Rajgir has been closely related to Hiduism, Buddhism and Jainism and has played host to Lord Buddha and Mahavira; thus has many archeolgical sites related to Buddhism and Jainism.
Patna is the nearest airport which is connected to the major cities of India.
Rajgir is connected to Patna by road and one can reach there form Patna by using NH 31-82. There are regular buses from Patna to this town. One can also take a rented car to reach the place.
See the Japanese stupa built atop Gridhakuta, enjoy the ride on the ropeway, take bath in the natural warm water springs and visit the various ancient archeological sites.
The place is atop a small hill and believed to be a meditating place of Lord Buddha. On the top of the hill, there is a Viswa Shanti Stupa (Peace Stupa) build by the Government of Japan. One can reach the monument by using the ropeway or the flight of 600+ stone steps leading to the top of the hill.
Venuvana is said to be a bamboo grove gifted to Lord Buddha by Bimbisara, the then king of Magadh.
Tapodharma was the site of an ancient Buddhist monestary. The place has hot water springs which are rich in sulphar and said to have a curative effects.
Saptaparni Caves (also known as Jarasandh's sitting room)
These caves hosted the First Buddhist Council and were used by early Buddhist monks as resting places as well as centers of debates.
This archeological site is believed to be the jail in which King Ajatshatru has imprisoned his father Bimbisara. From his prison cell, Bimbisara could see Buddha meditating on the Gridhakuta.
The Chariot Route and shell inscriptions consist of two parallel furrows cut deep into the rock ground for about thirty feet and are believed to have been made by Lord Krishna's Chariot. Several undeciphered shell inscriptions are engraved in the rock around the chariot marks.

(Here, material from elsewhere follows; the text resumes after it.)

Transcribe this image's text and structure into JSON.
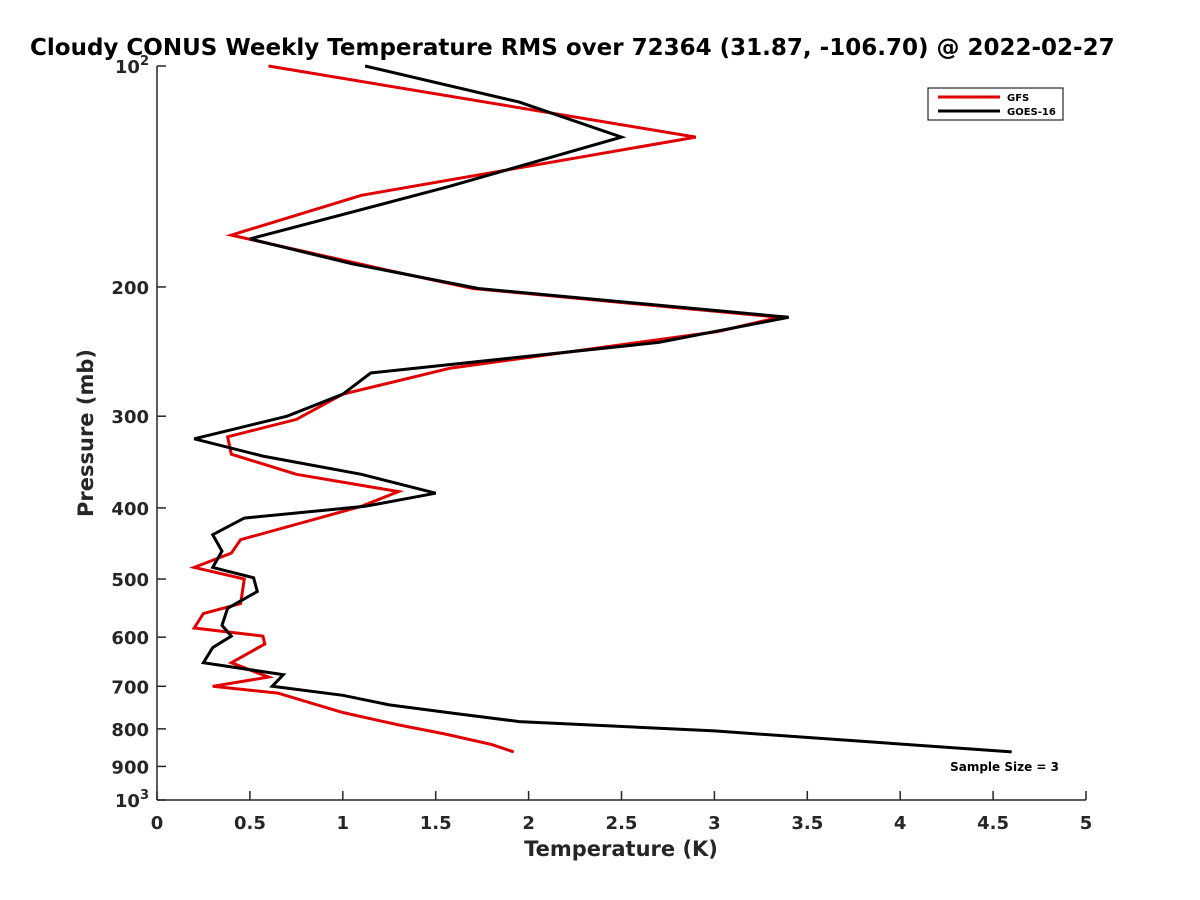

Dating 1 century CE, the Maniar Matth is said to be a monestary of a cult which worshipped snakes. Several snake and cobra figurins have been found in the vicinity in excavations.
This ancient structure is said to be the treasury of Magadh.
This is the shrine of a Muslim Sufi Saint Makhdum Shah and has warm springs similar to Tapodharma
Believed to be 2500 years old, these Cyclopean walls are a 40 km long and 4 meteres wide fortification running around the city.
Take a deep bath is hot spring (Kund).